Sunday, July 15, 2012

Three mistakes pronunciation instructors may make (especially if they play guitar badly)

Clip art: Clker
 It is not a coincidence that language instructors who gravitate toward speaking and pronunciation instruction tend to be musical. (My guess is that they play or have played an instrument or are singers of some sort as well. That connection is mentioned in several studies but I can find no systematic research on it.) Being a guitar player, one of the sites I stumbled on, Guitarscalesystem.com, has a list of 3 mistakes to avoid and 6 principles to practice. (Unfortunately, to get to this list you have to sign up for the newsletter, etc.!) The "translation" to pronunciation work is very straightforward . . . if you play an instrument, especially the merging of motor learning and meaning (My extrapolations are in italics):
Mistakes:
1. Too many scales and keys without ever deeply mastering a single scale - Acting like simply "pointing out" problems is effective technique.

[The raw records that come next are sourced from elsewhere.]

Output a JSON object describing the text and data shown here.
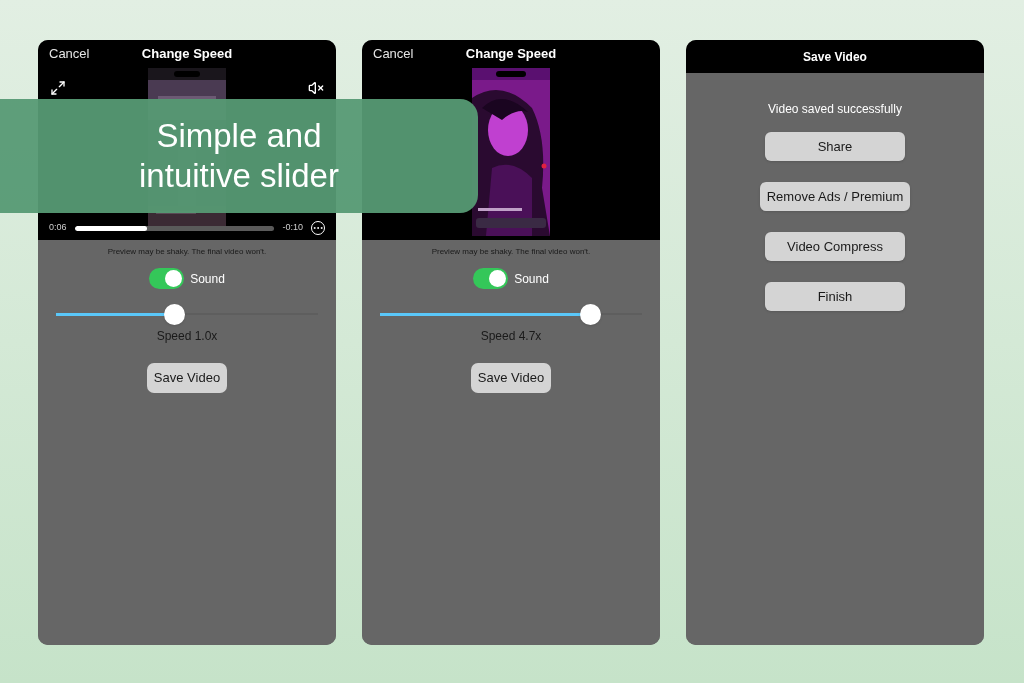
{
  "banner": {
    "lines": [
      "Simple and",
      "intuitive slider"
    ]
  },
  "screens": [
    {
      "kind": "speed",
      "cancel": "Cancel",
      "title": "Change Speed",
      "playback": {
        "elapsed": "0:06",
        "remaining": "-0:10",
        "level": 0.36
      },
      "notice": "Preview may be shaky. The final video won't.",
      "sound": {
        "label": "Sound",
        "on": true
      },
      "speed": {
        "level": 0.45,
        "label": "Speed 1.0x"
      },
      "save_button": "Save Video"
    },
    {
      "kind": "speed",
      "cancel": "Cancel",
      "title": "Change Speed",
      "notice": "Preview may be shaky. The final video won't.",
      "sound": {
        "label": "Sound",
        "on": true
      },
      "speed": {
        "level": 0.8,
        "label": "Speed 4.7x"
      },
      "save_button": "Save Video"
    },
    {
      "kind": "saved",
      "title": "Save Video",
      "message": "Video saved successfully",
      "buttons": [
        "Share",
        "Remove Ads / Premium",
        "Video Compress",
        "Finish"
      ]
    }
  ]
}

2. Not making real music out of the scales - "Rich" repetition of targeted sounds, with haptic-integration and/or engaging expressiveness is the antidote.
Clip art: Clker
3. Mindlessly repeating scale patterns - If you do "mindless" repetition, without multiple-modality involvement, you should be teaching something else, not pronunciation. 
Principles of good practice:
1. Memorize your scale patterns - Yes, teach learners how to memorize more efficiently, based on their personal cognitive style preferences.
2. Learn to jump to anywhere on the neck - Link target sounds across lexical sets and exemplars. (Pedagogical movement patterns, based on haptic research in several areas, should do that.)
3. Learn to switch direction in the blink of an eye - Use the visual field for anchoring targeted sounds consistently. 
4. Know the building block shapes and how they interact together - Yes . . . the "sense" half of "felt sense" means having very concise, clear cognitive and rule schemas for learners as well.
5. Learn your scales on single strings, as double stops and beyond . . . This is critical, focusing on targeted sounds with maximal attention, in an "uncluttered" visual and emotional setting in class.
6. See the entire keyboard as one "monster pattern!" - Both instructor and learner need to understand how the whole system functions, instructors at a theoretical level; learners, by being equipped with a simple set of explanations, practices and anchoring procedures--especially the latter. 
Time to face the music on how you manage drill, repetition and anchoring?